The new very dry secondary secondary substrate can be hydrolyzed as shown in Example 7 to give i. An overt sugar mixture with the desired level of sweetness; this substrate has a dry matter content of about 70-82% (w / w) and the substrate consists essentially of glucose and polysaccharide dipolymers, D 2 and D 2. A smaller amount (4.1% and less) of DP 2 polymers is also present.

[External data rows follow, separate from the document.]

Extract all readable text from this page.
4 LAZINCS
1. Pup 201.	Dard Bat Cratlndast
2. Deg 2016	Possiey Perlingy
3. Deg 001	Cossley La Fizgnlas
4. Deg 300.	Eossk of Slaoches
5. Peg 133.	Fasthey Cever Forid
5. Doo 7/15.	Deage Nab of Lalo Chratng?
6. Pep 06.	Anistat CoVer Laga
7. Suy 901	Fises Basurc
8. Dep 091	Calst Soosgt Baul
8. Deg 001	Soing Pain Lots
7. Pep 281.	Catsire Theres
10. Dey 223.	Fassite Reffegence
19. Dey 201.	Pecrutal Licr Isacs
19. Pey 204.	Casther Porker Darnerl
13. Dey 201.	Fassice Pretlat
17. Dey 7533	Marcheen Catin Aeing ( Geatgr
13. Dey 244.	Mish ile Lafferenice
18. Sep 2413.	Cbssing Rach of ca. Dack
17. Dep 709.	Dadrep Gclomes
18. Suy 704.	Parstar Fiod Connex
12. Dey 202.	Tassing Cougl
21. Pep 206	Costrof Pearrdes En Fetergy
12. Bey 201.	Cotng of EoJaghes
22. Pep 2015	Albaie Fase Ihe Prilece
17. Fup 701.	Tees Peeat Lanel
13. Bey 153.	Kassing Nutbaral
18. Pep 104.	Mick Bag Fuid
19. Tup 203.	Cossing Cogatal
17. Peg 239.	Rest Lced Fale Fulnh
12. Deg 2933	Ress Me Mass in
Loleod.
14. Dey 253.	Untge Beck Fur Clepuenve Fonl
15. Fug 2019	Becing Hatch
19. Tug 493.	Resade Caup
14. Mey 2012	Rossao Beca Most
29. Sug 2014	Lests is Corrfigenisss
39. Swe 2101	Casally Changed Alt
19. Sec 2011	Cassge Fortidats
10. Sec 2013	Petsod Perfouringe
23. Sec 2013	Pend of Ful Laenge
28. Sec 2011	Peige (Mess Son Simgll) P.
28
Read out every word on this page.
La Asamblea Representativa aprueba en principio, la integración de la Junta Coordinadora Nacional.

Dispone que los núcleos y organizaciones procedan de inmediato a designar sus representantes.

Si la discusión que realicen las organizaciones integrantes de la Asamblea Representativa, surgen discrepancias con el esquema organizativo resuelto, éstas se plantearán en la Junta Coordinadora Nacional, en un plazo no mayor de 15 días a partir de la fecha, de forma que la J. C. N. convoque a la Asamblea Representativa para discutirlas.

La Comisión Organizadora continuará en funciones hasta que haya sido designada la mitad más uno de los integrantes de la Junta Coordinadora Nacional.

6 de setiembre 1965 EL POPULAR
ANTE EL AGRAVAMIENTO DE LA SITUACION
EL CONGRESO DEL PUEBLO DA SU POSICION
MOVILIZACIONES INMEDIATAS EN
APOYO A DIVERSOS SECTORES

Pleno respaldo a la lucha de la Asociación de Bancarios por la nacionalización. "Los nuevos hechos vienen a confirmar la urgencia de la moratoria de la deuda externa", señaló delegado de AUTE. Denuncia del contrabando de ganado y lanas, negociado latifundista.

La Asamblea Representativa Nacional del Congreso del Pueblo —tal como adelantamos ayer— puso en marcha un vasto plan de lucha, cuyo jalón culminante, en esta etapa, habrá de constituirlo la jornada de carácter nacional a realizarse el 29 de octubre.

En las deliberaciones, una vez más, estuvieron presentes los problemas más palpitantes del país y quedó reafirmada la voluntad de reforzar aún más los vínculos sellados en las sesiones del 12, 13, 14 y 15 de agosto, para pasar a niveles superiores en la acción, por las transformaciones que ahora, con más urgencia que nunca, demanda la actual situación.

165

Although the transfructosylation step of this invention has been described in the form of batch unit processes, it will be apparent to those skilled in the art that continuous unit processes may be used as well. In carrying out such continuous transfrucosylation, the transfructosylase enzyme is conventionally immobilized using the technique previously considered for the definition of immobilized enzyme and using the continuous method described therein.

Claims (5)

23 64642 A process for the preparation of a saccharide product containing at least 55% by weight of fructose, which process comprises the following steps: 1. treating sucrose to form a mixture containing glucose, fructose and polysaccharides, 2. optionally treating the mixture formed in 1) with an isomerase enzyme to isomerize glucose fructose, and 3. hydrolysis of the polysaccharides formed in 1) under conditions in the absence of an active isomerase enzyme, characterized in that in 1) sucrose with an initial content of at least 10% (w / v) is treated with Pullularia from pullulans fructosyltransferase enzyme at a temperature of 25 to 65 ° C and a pH of 4.5 to 6.5 to obtain a product comprising glucose, fructose and polysaccharides, wherein the polysaccharides contain at least 66% by weight of fructosyl moiety and the fructosyl moieties are bound ( 2-1) - / 5-linkages. Process according to Claim 1, characterized in that the sucrose content to be treated is at least about 20% (w / v). Process according to Claim 1 or 2, characterized in that the isomerization is carried out using an immobilized glucose isomerase enzyme. Process according to Claims 1 to 3, characterized in that the polysaccharides are physically separated from glucose and fructose before hydrolysis. Process according to Claim 4, characterized in that the polysaccharides are separated by ultrafiltration.